Frédéric Schwilden: Toxic Man
Frédéric Schwilden erzählt in "Toxic Man", wie es im Untertitel heißt, "Die Geschichte von einem, der auszog, ein Mann zu sein". Der Roman ist eine höchst erhellende und sehr unterhaltsame Lektüre.
Ein auf Fesselballongröße aufgeblasenes Ego mit sehr geringer Frustrationstoleranz schwappt einem aus diesem Roman entgegen. Der Ich-Erzähler weiß alles, zur Not besser als alle anderen, und er hat auch über alle anderen ein Urteil, das er gern fällen möchte. Anmaßend und falsch liegen da selbstverständlich immer nur die anderen:
Es gibt keine Welt mehr, auf der alle sind. Jeder will in seiner eigenen leben, in der es nur so klingt, so aussieht, so riecht, wie man es selbst will, in der nur die politischen Gegebenheiten gelten, die das jeweilige Ich akzeptiert. Schopenhauers wichtigster Satz ist: Die Welt ist meine Vorstellung. Aber heute gilt für die meisten: Meine Vorstellung ist die Welt. Egal ob Influencer, Dschihadist oder Grünen-Wählerin, wirklich alle denken so.

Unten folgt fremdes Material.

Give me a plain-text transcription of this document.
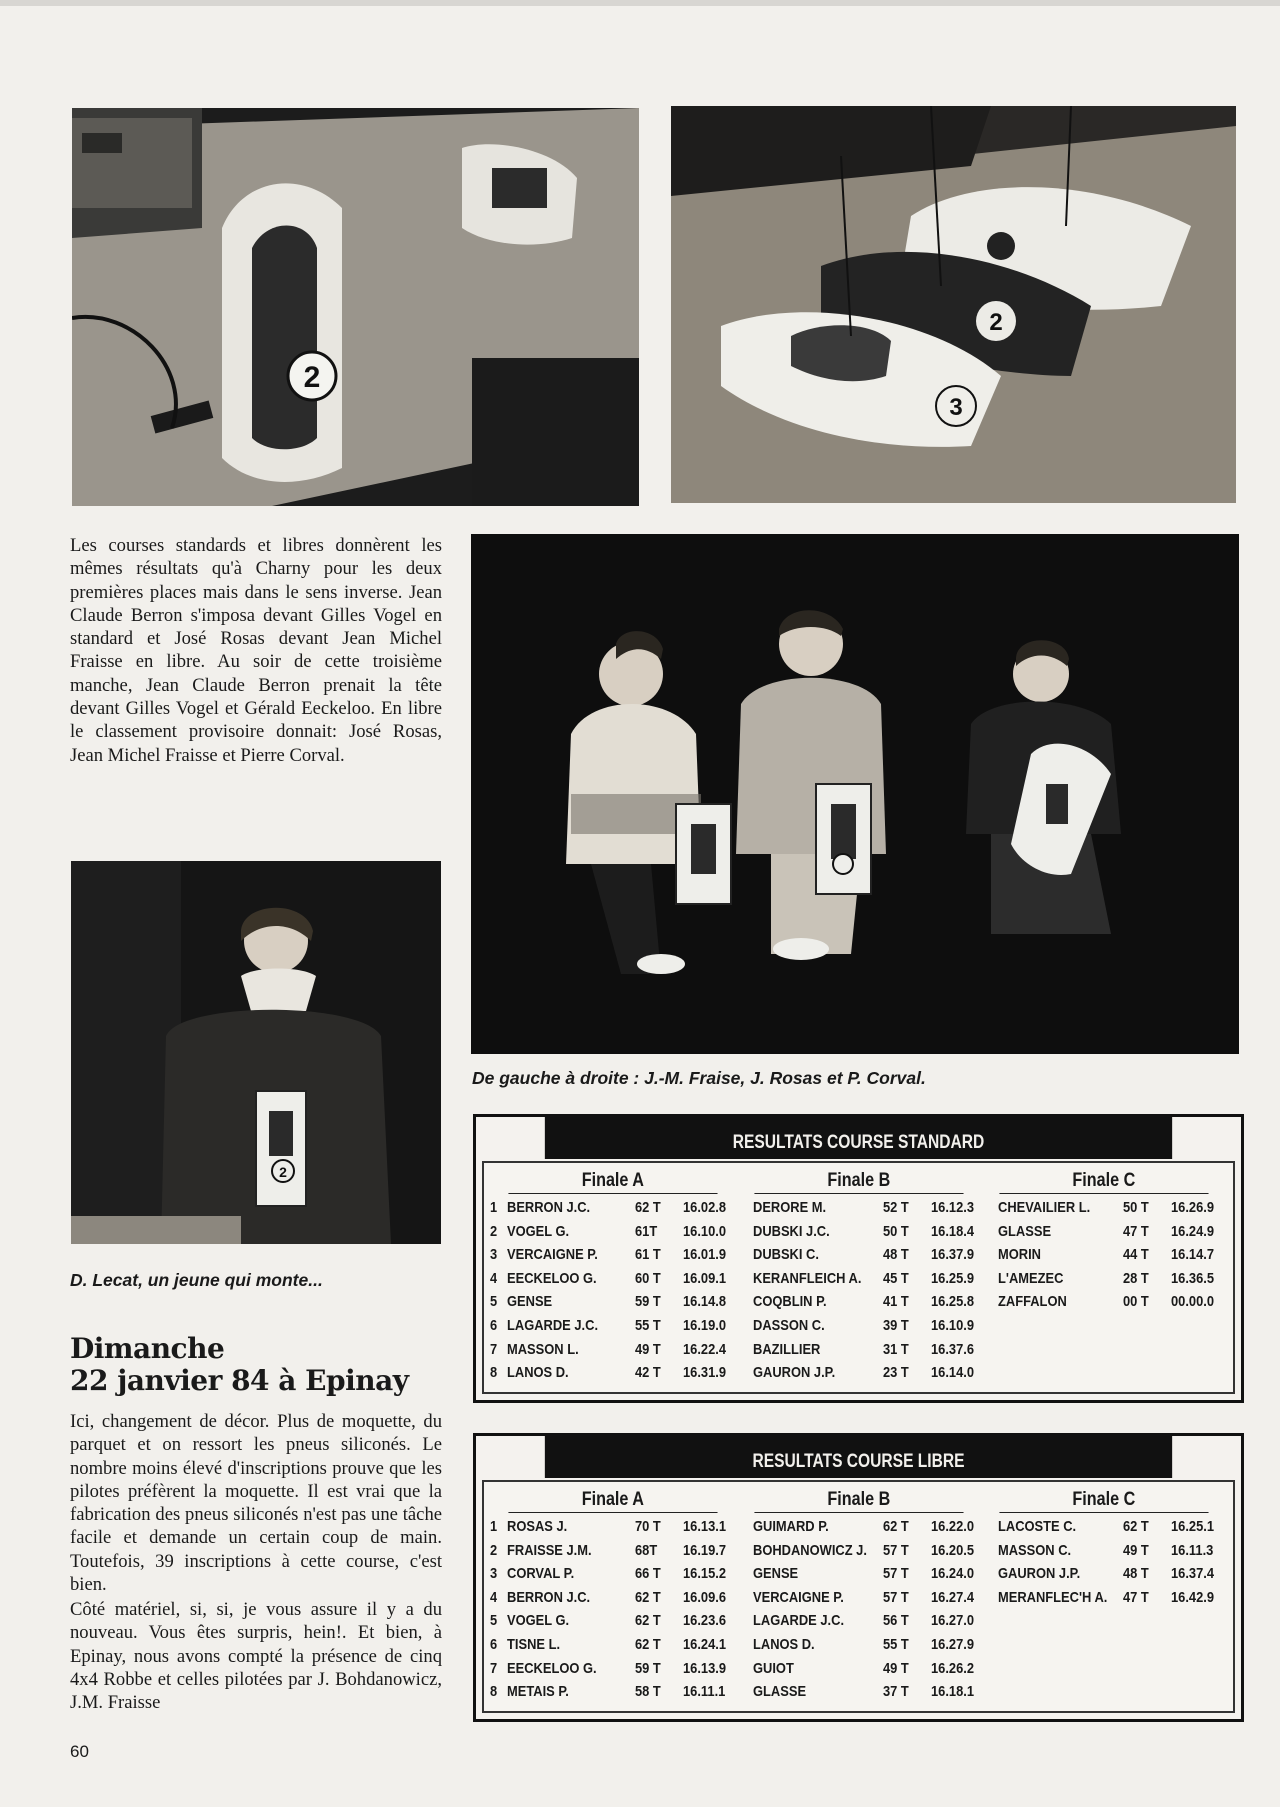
2
2
3
2

Les courses standards et libres donnèrent les mêmes résultats qu'à Charny pour les deux premières places mais dans le sens inverse. Jean Claude Berron s'imposa devant Gilles Vogel en standard et José Rosas devant Jean Michel Fraisse en libre. Au soir de cette troisième manche, Jean Claude Berron prenait la tête devant Gilles Vogel et Gérald Eeckeloo. En libre le classement provisoire donnait: José Rosas, Jean Michel Fraisse et Pierre Corval.

De gauche à droite : J.-M. Fraise, J. Rosas et P. Corval.

D. Lecat, un jeune qui monte...

Dimanche
22 janvier 84 à Epinay

Ici, changement de décor. Plus de moquette, du parquet et on ressort les pneus siliconés. Le nombre moins élevé d'inscriptions prouve que les pilotes préfèrent la moquette. Il est vrai que la fabrication des pneus siliconés n'est pas une tâche facile et demande un certain coup de main. Toutefois, 39 inscriptions à cette course, c'est bien.

Côté matériel, si, si, je vous assure il y a du nouveau. Vous êtes surpris, hein!. Et bien, à Epinay, nous avons compté la présence de cinq 4x4 Robbe et celles pilotées par J. Bohdanowicz, J.M. Fraisse

RESULTATS COURSE STANDARD
Finale A
1 BERRON J.C.	62 T	16.02.8
2 VOGEL G.	61T	16.10.0
3 VERCAIGNE P.	61 T	16.01.9
4 EECKELOO G.	60 T	16.09.1
5 GENSE	59 T	16.14.8
6 LAGARDE J.C.	55 T	16.19.0
7 MASSON L.	49 T	16.22.4
8 LANOS D.	42 T	16.31.9
Finale B
DERORE M.	52 T	16.12.3
DUBSKI J.C.	50 T	16.18.4
DUBSKI C.	48 T	16.37.9
KERANFLEICH A.	45 T	16.25.9
COQBLIN P.	41 T	16.25.8
DASSON C.	39 T	16.10.9
BAZILLIER	31 T	16.37.6
GAURON J.P.	23 T	16.14.0
Finale C
CHEVAILIER L.	50 T	16.26.9
GLASSE	47 T	16.24.9
MORIN	44 T	16.14.7
L'AMEZEC	28 T	16.36.5
ZAFFALON	00 T	00.00.0
RESULTATS COURSE LIBRE
Finale A
1 ROSAS J.	70 T	16.13.1
2 FRAISSE J.M.	68T	16.19.7
3 CORVAL P.	66 T	16.15.2
4 BERRON J.C.	62 T	16.09.6
5 VOGEL G.	62 T	16.23.6
6 TISNE L.	62 T	16.24.1
7 EECKELOO G.	59 T	16.13.9
8 METAIS P.	58 T	16.11.1
Finale B
GUIMARD P.	62 T	16.22.0
BOHDANOWICZ J.	57 T	16.20.5
GENSE	57 T	16.24.0
VERCAIGNE P.	57 T	16.27.4
LAGARDE J.C.	56 T	16.27.0
LANOS D.	55 T	16.27.9
GUIOT	49 T	16.26.2
GLASSE	37 T	16.18.1
Finale C
LACOSTE C.	62 T	16.25.1
MASSON C.	49 T	16.11.3
GAURON J.P.	48 T	16.37.4
MERANFLEC'H A.	47 T	16.42.9

60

Wir lernen einen Künstler kennen, der gerade eine große Ausstellung plant, als überraschend sein Vater stirbt. Er macht ein Foto vom Leichnam und verwandelt es in ein Kunstobjekt. Etwas überraschend - und gelegentlich auch schwer nachvollziehbar - gibt es für ihn eine Frau, die ihn liebt und mit ihm eine Familie gründen will. Sie versteht und verzeiht ihm vieles, während die unterschwelligen Aggressionen des Ich-Erzählers sich gegen fast alle anderen richten. Zum Beispiel ehemalige Lehrerinnen und Lehrer:
Das sind Leute, die als Achtundsechziger schlechten Sex mit Freiheit verwechselt hatten und jetzt prüder sind als nicht geoutete schwule Bischöfe.
Die Enthüllung zum schlechten Sex der sogenannten Achtundsechziger mag für manch einen Zeitzeugen überraschend kommen. Aber es sei dahingestellt. Unser Held trägt übrigens einen lila Cord-Anzug, den er für den Gipfel des geschmackvollen Outfits hält - fast alle anderen sind Spießer. Auch die Ernährungsweise rings um sein Gesichtsfeld herum wird bissig kommentiert:
Moderne Banker essen mittags keinen Hummer in Cognac-Sahne-Soße. Moderne Banker machen Yoga, fahren E-Bike und trinken Smoothies.
Dem sogenannten Terror der Mittelschicht zu entkommen, gehört zum Lebenskonzept des Ich-Erzählers in diesem Roman. Ein typischer Antiheld, der sich auf der Überholspur des Lebens befindet, gelegentlich auch als Geisterfahrer unterwegs.